Sur une note plus académique, Khalid Zekri s’est penché sur l’étymologie
et l’épistémologie en tant qu’outils de compréhension desdites cultures, de
leurs historiques et évolutions au fil des siècles. Un point de vue étayé par
l’univers Meftaha Ameur qui a défendu l’identité plurielle berbère, arabe,
francophone et tant d’autres facettes de la marocanité, par opposition à une
vision étriquée et unidimensionnelle du patrimoine national. Ancien
président de SOS Racisme et ex-député européen, Fodé
Sylla, aujourd'hui ambassadeur itinérant et conseiller du Président
sénégalais Macky Sall, a quant à lui souhaité remonter ce confluent des
cultures et des identités jusqu’à son origine continentale. Il a en outre
chaleureusement félicité les organisateurs du Forum pour cette initiative
conjointe et inclusive en faveur de l’interculturalité et à plus long terme de la
pacification et le développement de l’Afrique « car tout ce qui est fait pour
nous, mais sans nous, se fait contre nous ».

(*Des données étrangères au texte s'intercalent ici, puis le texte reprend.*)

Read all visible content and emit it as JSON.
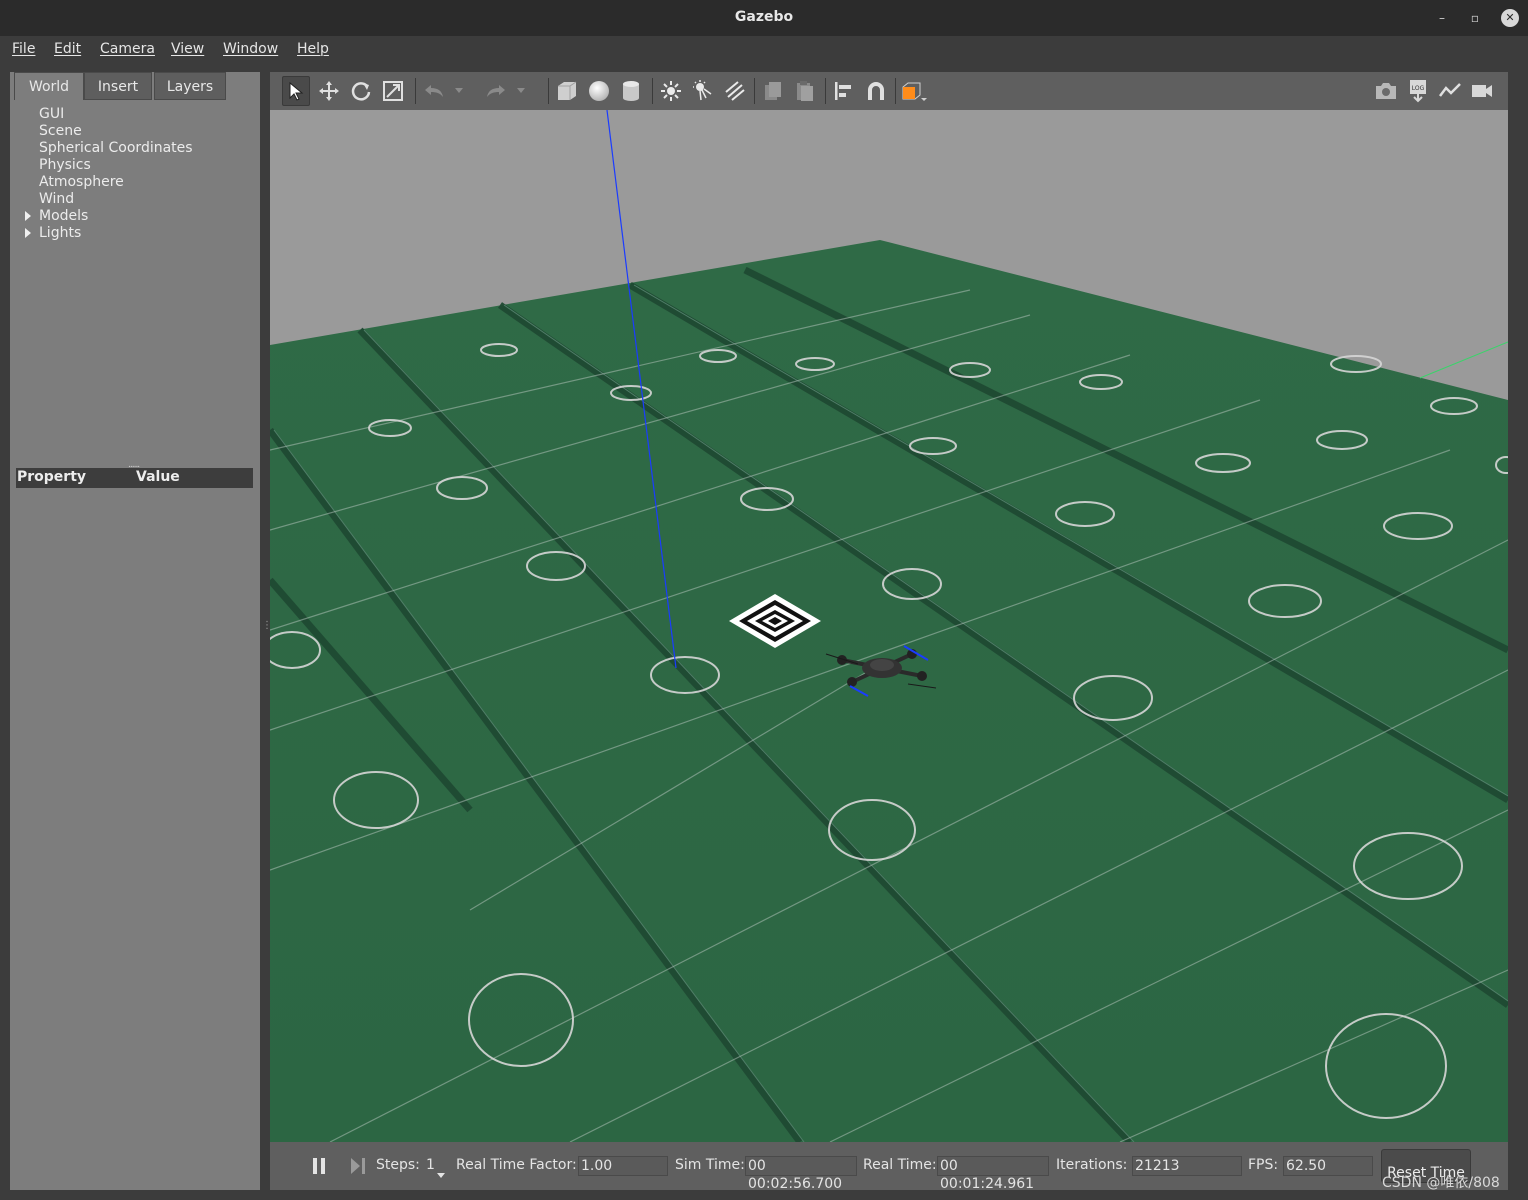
{
  "window": {
    "title": "Gazebo"
  },
  "menu": [
    "File",
    "Edit",
    "Camera",
    "View",
    "Window",
    "Help"
  ],
  "left_panel": {
    "tabs": [
      "World",
      "Insert",
      "Layers"
    ],
    "active_tab": "World",
    "tree": [
      {
        "label": "GUI",
        "expandable": false
      },
      {
        "label": "Scene",
        "expandable": false
      },
      {
        "label": "Spherical Coordinates",
        "expandable": false
      },
      {
        "label": "Physics",
        "expandable": false
      },
      {
        "label": "Atmosphere",
        "expandable": false
      },
      {
        "label": "Wind",
        "expandable": false
      },
      {
        "label": "Models",
        "expandable": true
      },
      {
        "label": "Lights",
        "expandable": true
      }
    ],
    "property_header": {
      "property": "Property",
      "value": "Value"
    }
  },
  "toolbar": {
    "tools": [
      "select-arrow-icon",
      "translate-icon",
      "rotate-icon",
      "scale-icon",
      "undo-icon",
      "redo-icon",
      "box-icon",
      "sphere-icon",
      "cylinder-icon",
      "point-light-icon",
      "spot-light-icon",
      "directional-light-icon",
      "copy-icon",
      "paste-icon",
      "align-icon",
      "snap-magnet-icon",
      "view-angle-icon"
    ],
    "right_tools": [
      "screenshot-camera-icon",
      "log-icon",
      "plot-icon",
      "video-record-icon"
    ]
  },
  "status": {
    "steps_label": "Steps:",
    "steps_value": "1",
    "rtf_label": "Real Time Factor:",
    "rtf_value": "1.00",
    "sim_time_label": "Sim Time:",
    "sim_time_value": "00 00:02:56.700",
    "real_time_label": "Real Time:",
    "real_time_value": "00 00:01:24.961",
    "iterations_label": "Iterations:",
    "iterations_value": "21213",
    "fps_label": "FPS:",
    "fps_value": "62.50",
    "reset_label": "Reset Time"
  },
  "watermark": "CSDN @唯依/808",
  "colors": {
    "ground": "#2f6b45",
    "sky": "#9a9a9a",
    "panel": "#7d7d7d",
    "toolbar": "#5f5f5f"
  }
}
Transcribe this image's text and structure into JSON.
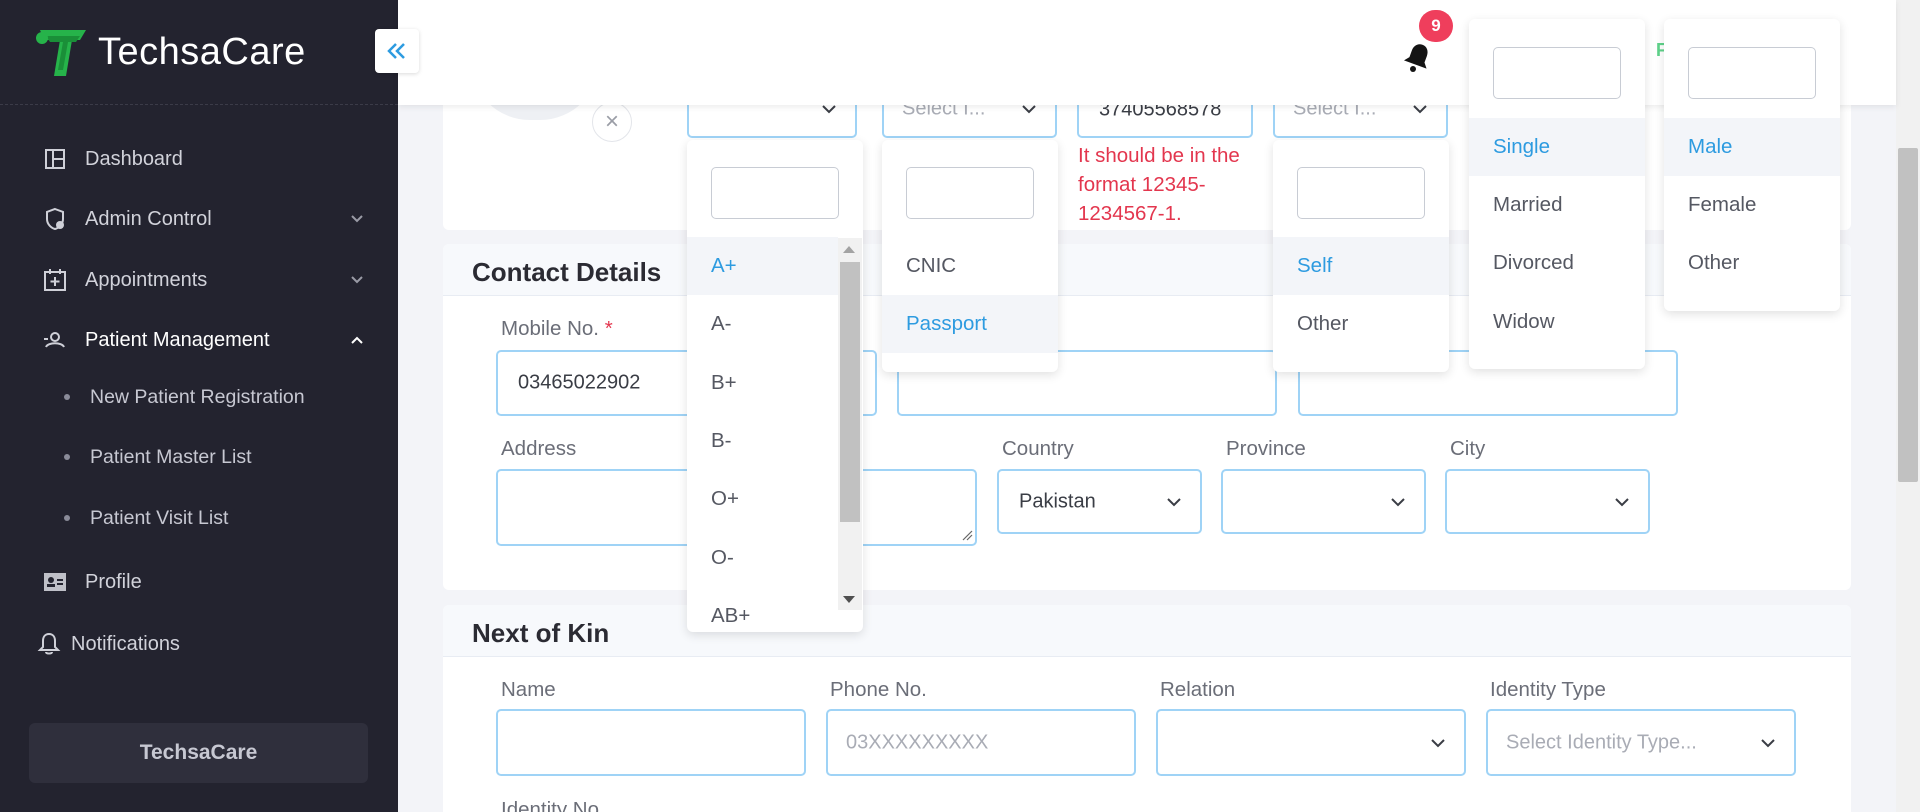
{
  "brand": {
    "name": "TechsaCare"
  },
  "sidebar": {
    "items": [
      {
        "label": "Dashboard",
        "icon": "dashboard-icon"
      },
      {
        "label": "Admin Control",
        "icon": "admin-settings-icon"
      },
      {
        "label": "Appointments",
        "icon": "calendar-plus-icon"
      },
      {
        "label": "Patient Management",
        "icon": "patient-icon"
      },
      {
        "label": "Profile",
        "icon": "profile-card-icon"
      },
      {
        "label": "Notifications",
        "icon": "bell-icon"
      }
    ],
    "sub_items": [
      {
        "label": "New Patient Registration"
      },
      {
        "label": "Patient Master List"
      },
      {
        "label": "Patient Visit List"
      }
    ],
    "footer": "TechsaCare"
  },
  "header": {
    "notification_count": "9",
    "peek_text": "F"
  },
  "top_row": {
    "id_type_placeholder": "Select I...",
    "identity_no_value": "37405568578",
    "relation_placeholder": "Select I...",
    "error": "It should be in the format 12345-1234567-1."
  },
  "contact": {
    "title": "Contact Details",
    "mobile_label": "Mobile No.",
    "mobile_required": "*",
    "mobile_value": "03465022902",
    "address_label": "Address",
    "country_label": "Country",
    "country_value": "Pakistan",
    "province_label": "Province",
    "city_label": "City"
  },
  "kin": {
    "title": "Next of Kin",
    "name_label": "Name",
    "phone_label": "Phone No.",
    "phone_placeholder": "03XXXXXXXXX",
    "relation_label": "Relation",
    "identity_type_label": "Identity Type",
    "identity_type_placeholder": "Select Identity Type...",
    "identity_no_label": "Identity No."
  },
  "dropdowns": {
    "blood_group": [
      "A+",
      "A-",
      "B+",
      "B-",
      "O+",
      "O-",
      "AB+"
    ],
    "identity_type": [
      "CNIC",
      "Passport"
    ],
    "relation": [
      "Self",
      "Other"
    ],
    "marital_status": [
      "Single",
      "Married",
      "Divorced",
      "Widow"
    ],
    "gender": [
      "Male",
      "Female",
      "Other"
    ]
  }
}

Driss Khrouz, Directeur Général du Forum fait valoir à ce sujet que « nous
insistons sur cette notion d’inclusion. Dans un monde déchiré par la peur, la
haine et la méfiance, il ne s’agit plus de décréter l’interculturalité mais de
bien la concevoir pour pouvoir la pratiquer. Ainsi, nous nous rendons
aisément compte que toute culture, et à fortiori la culture marocaine, est
d’abord un confluent d’une prodigieuse variété de cultures ».

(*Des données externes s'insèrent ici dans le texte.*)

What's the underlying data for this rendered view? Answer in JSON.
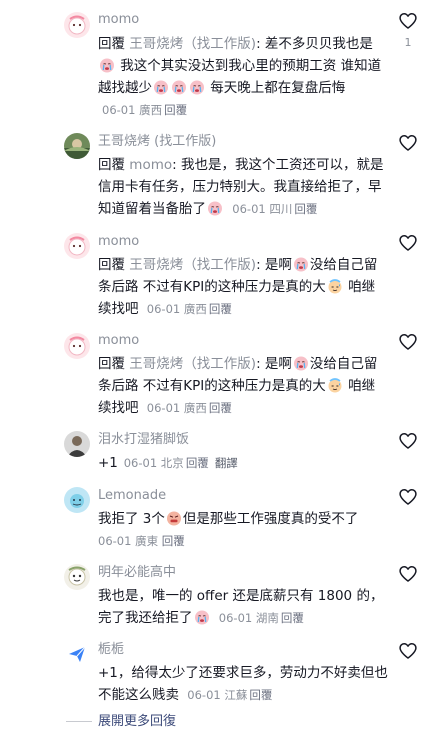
{
  "expand_more_label": "展開更多回復",
  "comments": [
    {
      "username": "momo",
      "reply_word": "回覆",
      "target": "王哥烧烤（找工作版)",
      "parts": [
        ": 差不多贝贝我也是",
        "我这个其实没达到我心里的预期工资 谁知道越找越少",
        "",
        "",
        "每天晚上都在复盘后悔"
      ],
      "meta": "06-01 廣西",
      "reply_label": "回覆",
      "likes": "1"
    },
    {
      "username": "王哥烧烤 (找工作版)",
      "reply_word": "回覆",
      "target": "momo",
      "parts": [
        ": 我也是，我这个工资还可以，就是信用卡有任务，压力特别大。我直接给拒了，早知道留着当备胎了"
      ],
      "meta": "06-01 四川",
      "reply_label": "回覆"
    },
    {
      "username": "momo",
      "reply_word": "回覆",
      "target": "王哥烧烤（找工作版)",
      "parts": [
        ": 是啊",
        "没给自己留条后路 不过有KPI的这种压力是真的大",
        "咱继续找吧"
      ],
      "meta": "06-01 廣西",
      "reply_label": "回覆"
    },
    {
      "username": "momo",
      "reply_word": "回覆",
      "target": "王哥烧烤（找工作版)",
      "parts": [
        ": 是啊",
        "没给自己留条后路 不过有KPI的这种压力是真的大",
        "咱继续找吧"
      ],
      "meta": "06-01 廣西",
      "reply_label": "回覆"
    },
    {
      "username": "泪水打湿猪脚饭",
      "text": "+1",
      "meta": "06-01 北京",
      "reply_label": "回覆",
      "translate_label": "翻譯"
    },
    {
      "username": "Lemonade",
      "parts": [
        "我拒了 3个",
        "但是那些工作强度真的受不了"
      ],
      "meta": "06-01 廣東",
      "reply_label": "回覆"
    },
    {
      "username": "明年必能高中",
      "parts": [
        "我也是，唯一的 offer 还是底薪只有 1800 的，完了我还给拒了"
      ],
      "meta": "06-01 湖南",
      "reply_label": "回覆"
    },
    {
      "username": "栀栀",
      "parts": [
        "+1，给得太少了还要求巨多，劳动力不好卖但也不能这么贱卖"
      ],
      "meta": "06-01 江蘇",
      "reply_label": "回覆"
    }
  ],
  "icons": {
    "heart": "heart-outline-icon",
    "crying_emoji": "crying-face-icon",
    "sweat_emoji": "sweat-face-icon",
    "angry_emoji": "angry-face-icon",
    "plane": "paper-plane-icon"
  }
}
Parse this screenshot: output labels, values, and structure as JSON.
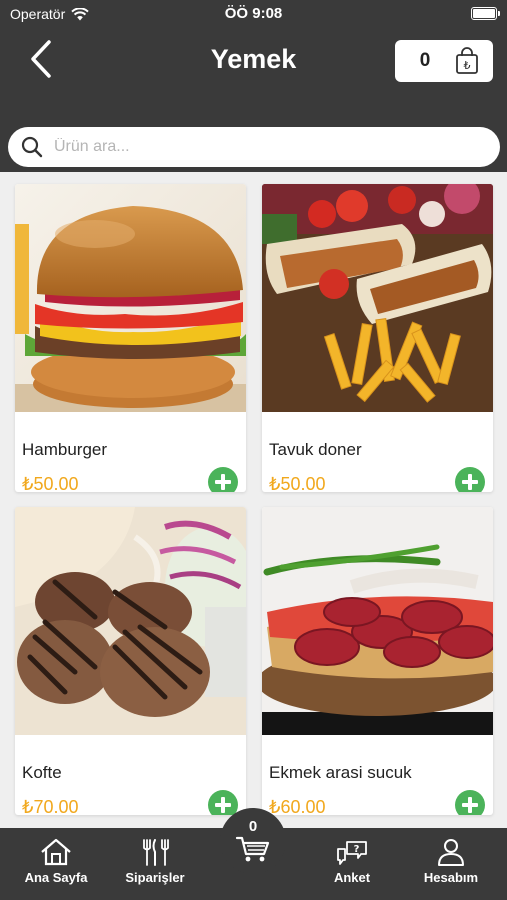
{
  "status_bar": {
    "carrier": "Operatör",
    "time": "ÖÖ 9:08"
  },
  "header": {
    "title": "Yemek",
    "cart_count": "0"
  },
  "search": {
    "placeholder": "Ürün ara..."
  },
  "products": [
    {
      "name": "Hamburger",
      "price": "₺50.00",
      "image": "hamburger"
    },
    {
      "name": "Tavuk doner",
      "price": "₺50.00",
      "image": "chicken-doner-wrap-with-fries"
    },
    {
      "name": "Kofte",
      "price": "₺70.00",
      "image": "grilled-meatballs-with-salad"
    },
    {
      "name": "Ekmek arasi sucuk",
      "price": "₺60.00",
      "image": "sausage-sandwich-with-peppers"
    }
  ],
  "tabbar": {
    "cart_count": "0",
    "items": [
      {
        "label": "Ana Sayfa",
        "icon": "home-icon"
      },
      {
        "label": "Siparişler",
        "icon": "fork-knife-icon"
      },
      {
        "label": "Anket",
        "icon": "chat-question-icon"
      },
      {
        "label": "Hesabım",
        "icon": "person-icon"
      }
    ]
  },
  "colors": {
    "header_bg": "#3a3a3a",
    "page_bg": "#efefef",
    "price": "#f1a81d",
    "add_button": "#4bb35a"
  }
}
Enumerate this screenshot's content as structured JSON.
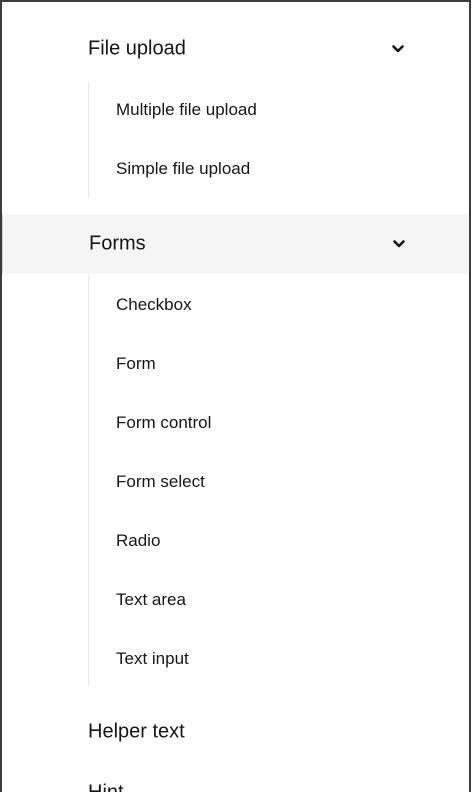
{
  "nav": {
    "file_upload": {
      "label": "File upload",
      "expanded": true,
      "items": [
        {
          "label": "Multiple file upload"
        },
        {
          "label": "Simple file upload"
        }
      ]
    },
    "forms": {
      "label": "Forms",
      "expanded": true,
      "active": true,
      "items": [
        {
          "label": "Checkbox"
        },
        {
          "label": "Form"
        },
        {
          "label": "Form control"
        },
        {
          "label": "Form select"
        },
        {
          "label": "Radio"
        },
        {
          "label": "Text area"
        },
        {
          "label": "Text input"
        }
      ]
    },
    "helper_text": {
      "label": "Helper text"
    },
    "hint": {
      "label": "Hint"
    }
  },
  "icons": {
    "expand": "chevron-down-icon"
  },
  "colors": {
    "text": "#151515",
    "active_background": "#f5f5f5",
    "rail": "#e6e6e6",
    "frame_border": "#3c3c3c"
  }
}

Tous les invités se sont en effet accordés sur l’importance de la
connaissance, notamment de l’Histoire, en vue de mieux pouvoir
appréhender cette question délicate des mixités culturelles. Une
connaissance qui aboutit naturellement par la suite sur des projets de
coopération dans divers domaines, tels que la conservation du patrimoine
culturel, la valorisation de l’amazighe, la multiplication des maisons de
quartiers et de jeunesse et tant d’autres problématiques soulevées lors du
Forum et qui composent le capital immatériel fassi, marocain et africain.

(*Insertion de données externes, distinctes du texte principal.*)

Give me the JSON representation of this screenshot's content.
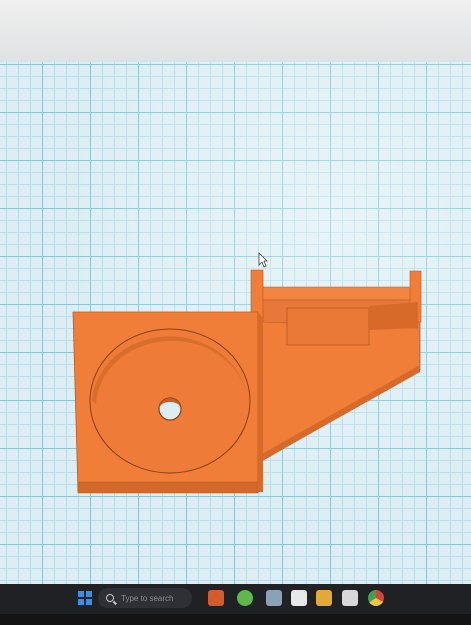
{
  "taskbar": {
    "search_placeholder": "Type to search",
    "apps": [
      {
        "name": "files-app-icon",
        "color": "#d65a2c"
      },
      {
        "name": "photos-app-icon",
        "color": "#5fb84a"
      },
      {
        "name": "explorer-icon",
        "color": "#8aa2b8"
      },
      {
        "name": "text-app-icon",
        "color": "#e8e8e8"
      },
      {
        "name": "folder-icon",
        "color": "#e3a936"
      },
      {
        "name": "notes-app-icon",
        "color": "#d8d8d8"
      },
      {
        "name": "chrome-icon",
        "color": "#d9443a"
      }
    ]
  },
  "colors": {
    "model_face": "#f07d38",
    "model_top": "#f2853f",
    "model_edge": "#d86a29",
    "model_dark": "#c55f22",
    "grid_background": "#dceef3"
  }
}
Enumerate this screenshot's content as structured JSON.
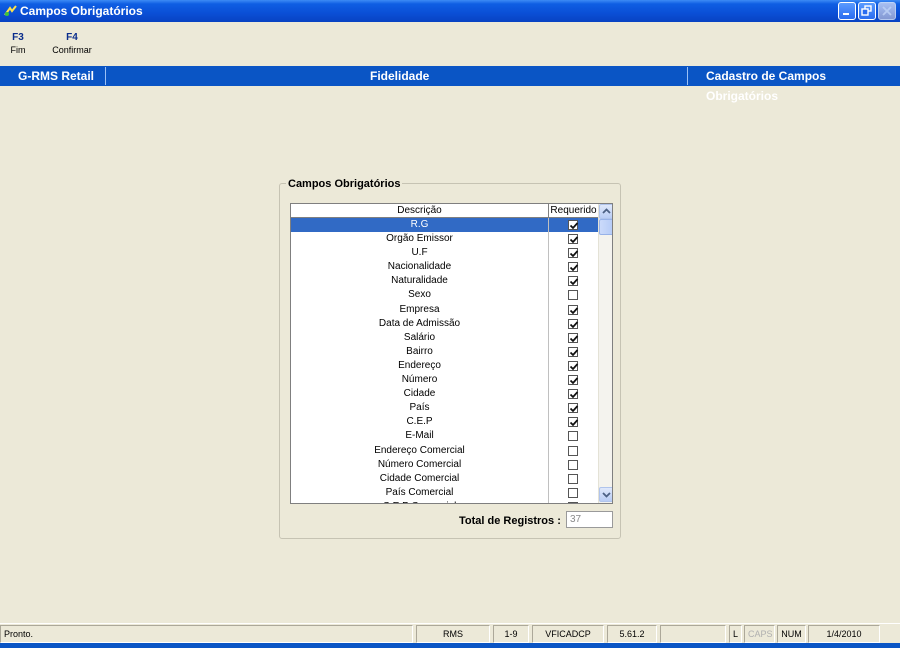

« La confluence des cultures, c’est avant tout une concertation qui nous
rapprochera et constituera un outil de complémentarité entre les sociétés. Il
ne faut pas nier la différence mais la mettre en œuvre au service d’une
société plurielle, fondée sur l’entente et l’acceptation de l’autre. C’est le
fondement de ce Forum qui constitue en quelque sorte l’écho de ces
musicalités entonnées cette semaine dans les places emblématiques de
Fès » conclut Driss Khrouz.
Sous le Haut Patronage de Sa Majesté le Roi Mohammed VI, le Festival de
Fès des Musiques Sacrées du Monde s’inscrit en droite ligne de la tradition
savante, artistique et spirituelle de la ville de Fès. Fès, qui a en effet
toujours été un lieu d’échange et de dialogue. En abritant cette
conférence, la ville et le Forum confirment à nouveau leur engagement en
faveur d’une culture de paix, du vivre-ensemble et de tolérance.